How to extract or grab all shortened URLs from a tweet? - Twitter API

utengr
August 23, 2017
116 views
0 votes
2 Answers

I want to extract shortened URLs from tweets if any. These URLs follow a standard form:http://t.co (details here)

For this, I used the following regex expression which works fine when I tested it with tweet text by just storing the text as a string.

NOTE:
I am using https://shortnedurl/string instead of the real shortened URL because StackOverflow does not allow posting such URLs here.

Sample code:

import re

tweet = "Grim discovery in the USS McCain collision probe https://shortnedurl.com @MattRiversCNN reports #TheLead"

urls = re.findall('http[s]?://(?:[a-zA-Z]|[0-9]|[$-_@.&+]|[!*(),]|(?:%[0-9a-fA-F][0-9a-fA-F]))+',
                  tweet)
for url in urls:
    print "printing urls", url

The output of this code:

printing urls https://shortnedurl.com

However, when I read the tweet from twitter using its API and run the same regex on it, I get the following output which is undesirable.

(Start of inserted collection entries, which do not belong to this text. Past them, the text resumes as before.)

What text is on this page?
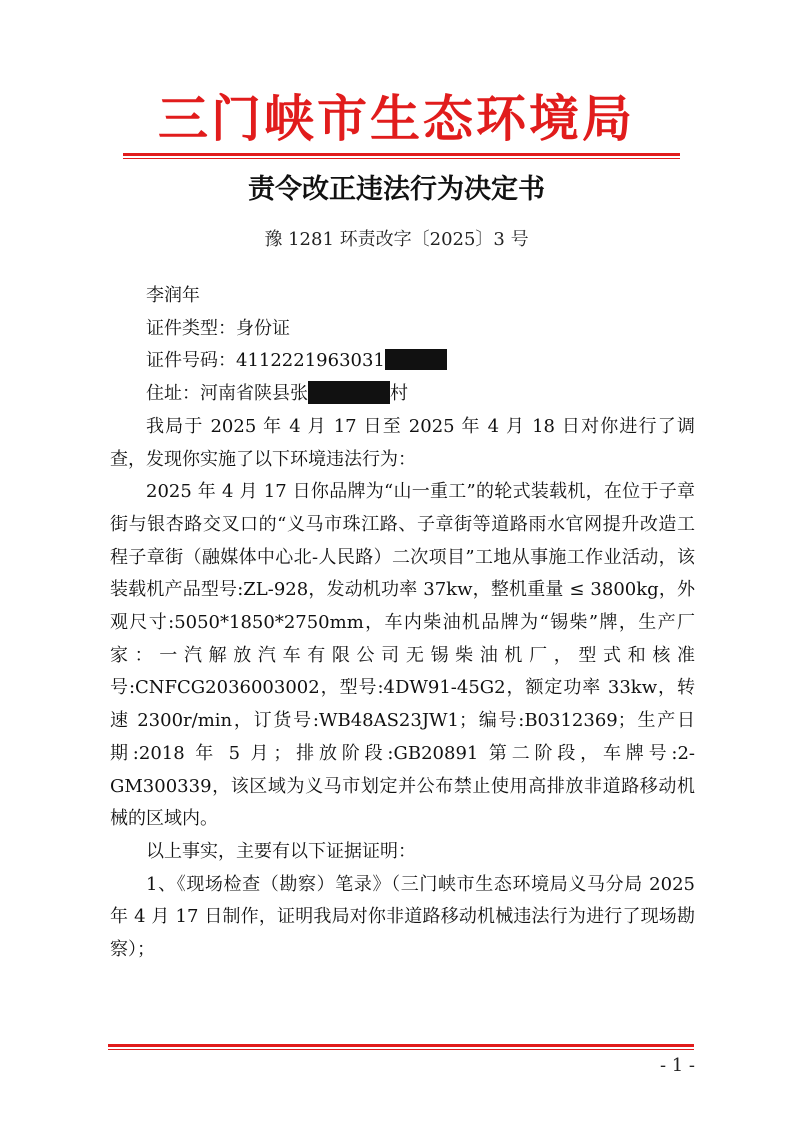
三门峡市生态环境局
责令改正违法行为决定书
豫 1281 环责改字〔2025〕3 号

李润年

证件类型：身份证

证件号码：4112221963031

住址：河南省陕县张	村

我局于 2025 年 4 月 17 日至 2025 年 4 月 18 日对你进行了调查，发现你实施了以下环境违法行为：

2025 年 4 月 17 日你品牌为“山一重工”的轮式装载机，在位于子章街与银杏路交叉口的“义马市珠江路、子章街等道路雨水官网提升改造工程子章街（融媒体中心北-人民路）二次项目”工地从事施工作业活动，该装载机产品型号:ZL-928，发动机功率 37kw，整机重量 ≤ 3800kg，外观尺寸:5050*1850*2750mm，车内柴油机品牌为“锡柴”牌，生产厂家：一汽解放汽车有限公司无锡柴油机厂，型式和核准号:CNFCG2036003002，型号:4DW91-45G2，额定功率 33kw，转速 2300r/min，订货号:WB48AS23JW1；编号:B0312369；生产日期:2018 年 5 月；排放阶段:GB20891 第二阶段，车牌号:2-GM300339，该区域为义马市划定并公布禁止使用高排放非道路移动机械的区域内。

以上事实，主要有以下证据证明：

1、《现场检查（勘察）笔录》（三门峡市生态环境局义马分局 2025 年 4 月 17 日制作，证明我局对你非道路移动机械违法行为进行了现场勘察）；

- 1 -
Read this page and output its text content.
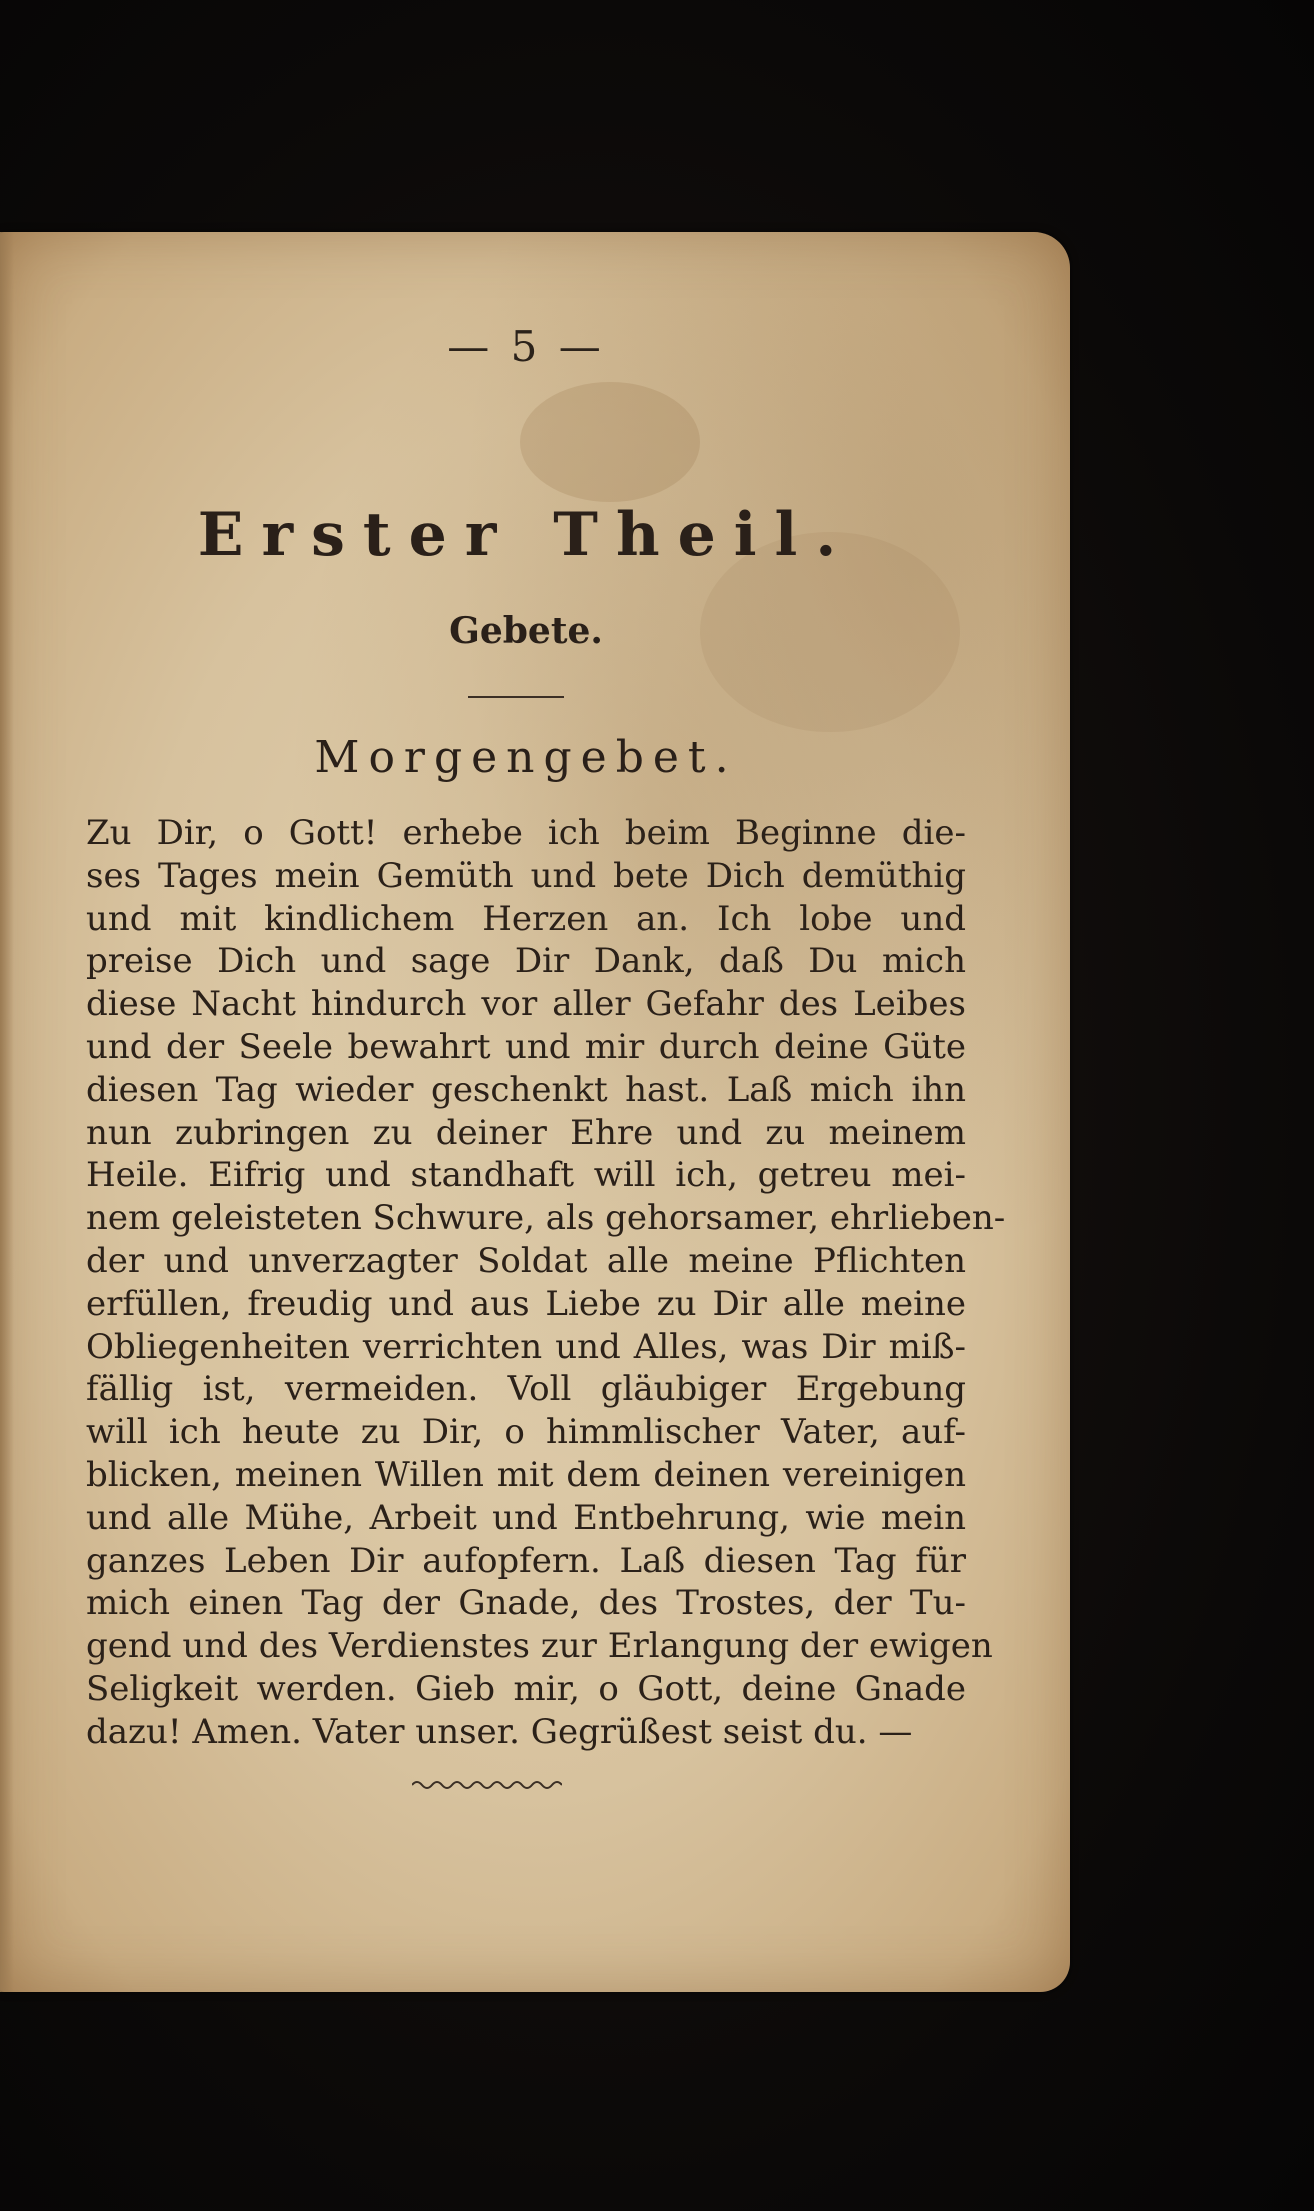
— 5 —
Erster Theil.
Gebete.
Morgengebet.
Zu Dir, o Gott! erhebe ich beim Beginne die-
ses Tages mein Gemüth und bete Dich demüthig
und mit kindlichem Herzen an. Ich lobe und
preise Dich und sage Dir Dank, daß Du mich
diese Nacht hindurch vor aller Gefahr des Leibes
und der Seele bewahrt und mir durch deine Güte
diesen Tag wieder geschenkt hast. Laß mich ihn
nun zubringen zu deiner Ehre und zu meinem
Heile. Eifrig und standhaft will ich, getreu mei-
nem geleisteten Schwure, als gehorsamer, ehrlieben-
der und unverzagter Soldat alle meine Pflichten
erfüllen, freudig und aus Liebe zu Dir alle meine
Obliegenheiten verrichten und Alles, was Dir miß-
fällig ist, vermeiden. Voll gläubiger Ergebung
will ich heute zu Dir, o himmlischer Vater, auf-
blicken, meinen Willen mit dem deinen vereinigen
und alle Mühe, Arbeit und Entbehrung, wie mein
ganzes Leben Dir aufopfern. Laß diesen Tag für
mich einen Tag der Gnade, des Trostes, der Tu-
gend und des Verdienstes zur Erlangung der ewigen
Seligkeit werden. Gieb mir, o Gott, deine Gnade
dazu! Amen. Vater unser. Gegrüßest seist du. —
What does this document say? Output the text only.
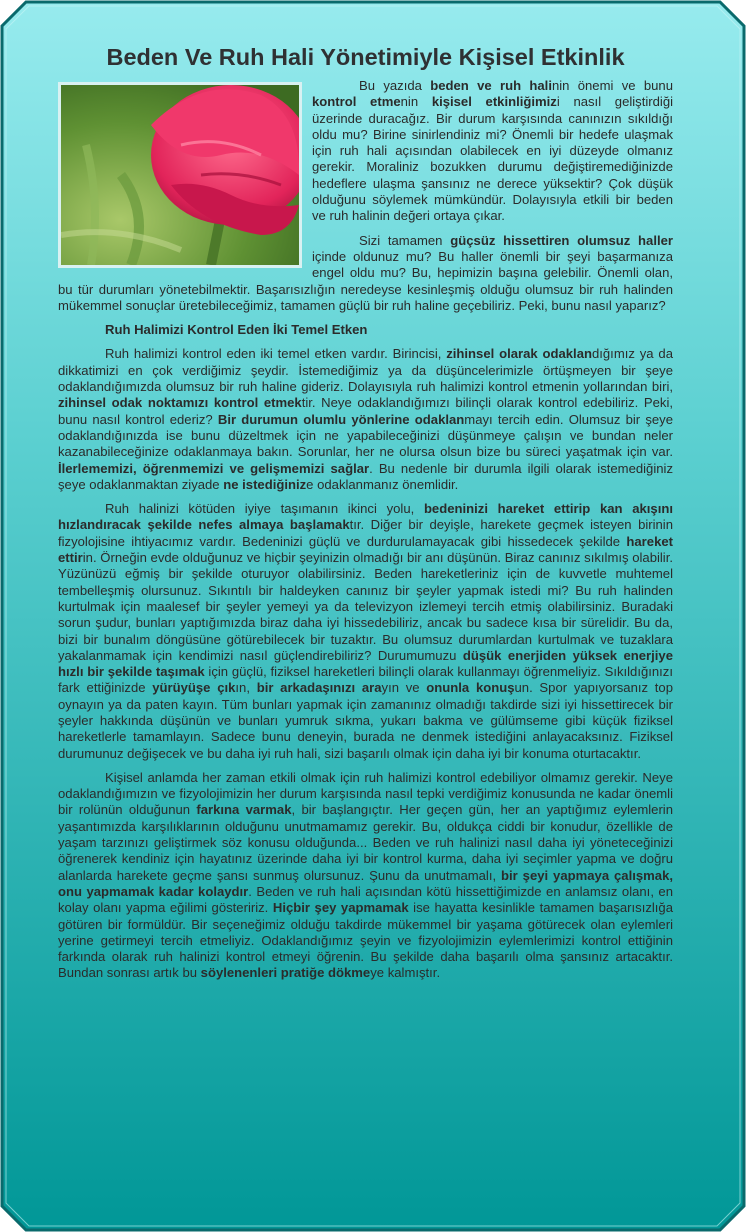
Beden Ve Ruh Hali Yönetimiyle Kişisel Etkinlik

Bu yazıda beden ve ruh halinin önemi ve bunu kontrol etmenin kişisel etkinliğimizi nasıl geliştirdiği üzerinde duracağız. Bir durum karşısında canınızın sıkıldığı oldu mu? Birine sinirlendiniz mi? Önemli bir hedefe ulaşmak için ruh hali açısından olabilecek en iyi düzeyde olmanız gerekir. Moraliniz bozukken durumu değiştiremediğinizde hedeflere ulaşma şansınız ne derece yüksektir? Çok düşük olduğunu söylemek mümkündür. Dolayısıyla etkili bir beden ve ruh halinin değeri ortaya çıkar.

Sizi tamamen güçsüz hissettiren olumsuz haller içinde oldunuz mu? Bu haller önemli bir şeyi başarmanıza engel oldu mu? Bu, hepimizin başına gelebilir. Önemli olan, bu tür durumları yönetebilmektir. Başarısızlığın neredeyse kesinleşmiş olduğu olumsuz bir ruh halinden mükemmel sonuçlar üretebileceğimiz, tamamen güçlü bir ruh haline geçebiliriz. Peki, bunu nasıl yaparız?

Ruh Halimizi Kontrol Eden İki Temel Etken

Ruh halimizi kontrol eden iki temel etken vardır. Birincisi, zihinsel olarak odaklandığımız ya da dikkatimizi en çok verdiğimiz şeydir. İstemediğimiz ya da düşüncelerimizle örtüşmeyen bir şeye odaklandığımızda olumsuz bir ruh haline gideriz. Dolayısıyla ruh halimizi kontrol etmenin yollarından biri, zihinsel odak noktamızı kontrol etmektir. Neye odaklandığımızı bilinçli olarak kontrol edebiliriz. Peki, bunu nasıl kontrol ederiz? Bir durumun olumlu yönlerine odaklanmayı tercih edin. Olumsuz bir şeye odaklandığınızda ise bunu düzeltmek için ne yapabileceğinizi düşünmeye çalışın ve bundan neler kazanabileceğinize odaklanmaya bakın. Sorunlar, her ne olursa olsun bize bu süreci yaşatmak için var. İlerlememizi, öğrenmemizi ve gelişmemizi sağlar. Bu nedenle bir durumla ilgili olarak istemediğiniz şeye odaklanmaktan ziyade ne istediğinize odaklanmanız önemlidir.

Ruh halinizi kötüden iyiye taşımanın ikinci yolu, bedeninizi hareket ettirip kan akışını hızlandıracak şekilde nefes almaya başlamaktır. Diğer bir deyişle, harekete geçmek isteyen birinin fizyolojisine ihtiyacımız vardır. Bedeninizi güçlü ve durdurulamayacak gibi hissedecek şekilde hareket ettirin. Örneğin evde olduğunuz ve hiçbir şeyinizin olmadığı bir anı düşünün. Biraz canınız sıkılmış olabilir. Yüzünüzü eğmiş bir şekilde oturuyor olabilirsiniz. Beden hareketleriniz için de kuvvetle muhtemel tembelleşmiş olursunuz. Sıkıntılı bir haldeyken canınız bir şeyler yapmak istedi mi? Bu ruh halinden kurtulmak için maalesef bir şeyler yemeyi ya da televizyon izlemeyi tercih etmiş olabilirsiniz. Buradaki sorun şudur, bunları yaptığımızda biraz daha iyi hissedebiliriz, ancak bu sadece kısa bir sürelidir. Bu da, bizi bir bunalım döngüsüne götürebilecek bir tuzaktır. Bu olumsuz durumlardan kurtulmak ve tuzaklara yakalanmamak için kendimizi nasıl güçlendirebiliriz? Durumumuzu düşük enerjiden yüksek enerjiye hızlı bir şekilde taşımak için güçlü, fiziksel hareketleri bilinçli olarak kullanmayı öğrenmeliyiz. Sıkıldığınızı fark ettiğinizde yürüyüşe çıkın, bir arkadaşınızı arayın ve onunla konuşun. Spor yapıyorsanız top oynayın ya da paten kayın. Tüm bunları yapmak için zamanınız olmadığı takdirde sizi iyi hissettirecek bir şeyler hakkında düşünün ve bunları yumruk sıkma, yukarı bakma ve gülümseme gibi küçük fiziksel hareketlerle tamamlayın. Sadece bunu deneyin, burada ne denmek istediğini anlayacaksınız. Fiziksel durumunuz değişecek ve bu daha iyi ruh hali, sizi başarılı olmak için daha iyi bir konuma oturtacaktır.

Kişisel anlamda her zaman etkili olmak için ruh halimizi kontrol edebiliyor olmamız gerekir. Neye odaklandığımızın ve fizyolojimizin her durum karşısında nasıl tepki verdiğimiz konusunda ne kadar önemli bir rolünün olduğunun farkına varmak, bir başlangıçtır. Her geçen gün, her an yaptığımız eylemlerin yaşantımızda karşılıklarının olduğunu unutmamamız gerekir. Bu, oldukça ciddi bir konudur, özellikle de yaşam tarzınızı geliştirmek söz konusu olduğunda... Beden ve ruh halinizi nasıl daha iyi yöneteceğinizi öğrenerek kendiniz için hayatınız üzerinde daha iyi bir kontrol kurma, daha iyi seçimler yapma ve doğru alanlarda harekete geçme şansı sunmuş olursunuz. Şunu da unutmamalı, bir şeyi yapmaya çalışmak, onu yapmamak kadar kolaydır. Beden ve ruh hali açısından kötü hissettiğimizde en anlamsız olanı, en kolay olanı yapma eğilimi gösteririz. Hiçbir şey yapmamak ise hayatta kesinlikle tamamen başarısızlığa götüren bir formüldür. Bir seçeneğimiz olduğu takdirde mükemmel bir yaşama götürecek olan eylemleri yerine getirmeyi tercih etmeliyiz. Odaklandığımız şeyin ve fizyolojimizin eylemlerimizi kontrol ettiğinin farkında olarak ruh halinizi kontrol etmeyi öğrenin. Bu şekilde daha başarılı olma şansınız artacaktır. Bundan sonrası artık bu söylenenleri pratiğe dökmeye kalmıştır.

printing urls https://https://shortnedurl/string
printing urls https://https://shortnedurl/string</a></span>
printing urls https://twitter.com/MattRiversCNN
printing urls https://twitter.com/search?q=%23TheLead

It seems like it’s getting the URL for twitter ID, as well as a hashtag.

How can I deal with this problem? I just want to read only these http://t.co URLs.

UPDATE1:
I tried https?://t.co/S*, however, I am still getting the following noisy url:

printing urls https://https://shortnedurl/string
printing urls https://https://shortnedurl/string>https://https://shortnedurl/string</a></span>

I do not know why the same URL is found again with the </a><span>.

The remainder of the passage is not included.